THE ROOM SUPRATIK is taken to is bare and ordinary: whitewashed walls, the white turned to a tallowy grey; a table with two chairs on either side; a naked bulb hanging down a dusty plait of red, green and white wires from the centre of the ceiling; a rusting steel almirah; no windows. It could be anywhere. Although he is handcuffed, this is not a prisoner’s cell; maybe an administrative room, someone’s office, a meeting chamber. The two policemen who have brought him in here leave without a word; he can hear the door being bolted and locked from the outside. He knows it will be a long while, maybe even a day, before anyone comes down, knows that this is the stage they call ‘pickling’, where they let a suspect sit in total isolation and silence so that the speculation of what awaits him can loosen the tight coil of what is a human mind or soul. Often it is easy, this undoing; knowledge helps nothing. Or, rather, the knowledge helps the other side in doing half its preparatory work for them, which is why Supratik decides not to allow his mind to stray into the territory of what he has heard of the ways people such as he are dealt with by the police; he is not going to make their work easier by presenting them with the unravelled weave of himself when they walk in.

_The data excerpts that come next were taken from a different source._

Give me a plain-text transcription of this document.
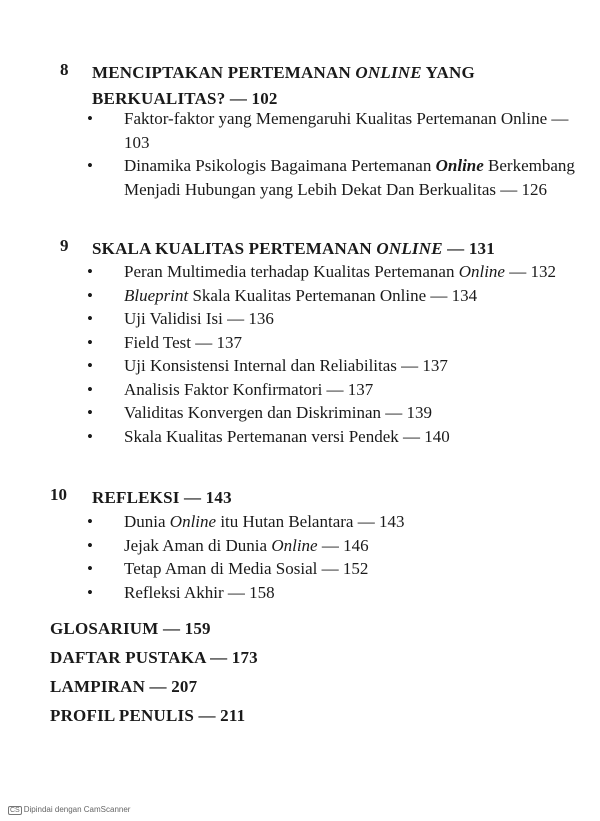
8 MENCIPTAKAN PERTEMANAN ONLINE YANG BERKUALITAS? — 102
• Faktor-faktor yang Memengaruhi Kualitas Pertemanan Online — 103
• Dinamika Psikologis Bagaimana Pertemanan Online Berkembang Menjadi Hubungan yang Lebih Dekat Dan Berkualitas — 126
9 SKALA KUALITAS PERTEMANAN ONLINE — 131
• Peran Multimedia terhadap Kualitas Pertemanan Online — 132
• Blueprint Skala Kualitas Pertemanan Online — 134
• Uji Validisi Isi — 136
• Field Test — 137
• Uji Konsistensi Internal dan Reliabilitas — 137
• Analisis Faktor Konfirmatori — 137
• Validitas Konvergen dan Diskriminan — 139
• Skala Kualitas Pertemanan versi Pendek — 140
10 REFLEKSI — 143
• Dunia Online itu Hutan Belantara — 143
• Jejak Aman di Dunia Online — 146
• Tetap Aman di Media Sosial — 152
• Refleksi Akhir — 158
GLOSARIUM — 159
DAFTAR PUSTAKA — 173
LAMPIRAN — 207
PROFIL PENULIS — 211
CS Dipindai dengan CamScanner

But the mind is the most impossible thing to empty and Supratik runs up against the obstinately contrarian will of his the moment it thinks its strategy of resistance: he can think of nothing other than what lies in store for him. Quite aside from playing its treacherous, self-consuming game of dividing itself into two camps and pitching them in battle against each other, his mind — a different creature, really; embodied inside him but a separate presence — introduces yet another combat. He thinks of the recent ‘shoot to kill’ orders given to the police, the military and the Central Reserve Forces across seven states to deal with his kind. But, surely, if they take him not in action in the field, as it were, but from home, that diktat does not apply? Perhaps they will let him go, after roughing him up a bit to extract any information they think will be useful? From second to second the answer flicks between yes and no, yes and no, a mad, manic child playing with toy light-switches marked ‘Salvation’ and ‘Despair’. In some ways he is immaterial to this conflict. It is as if two abstract principles are locked in their gladiatorial confrontation in a morality play, and he is just the stage on which they perform their encounter.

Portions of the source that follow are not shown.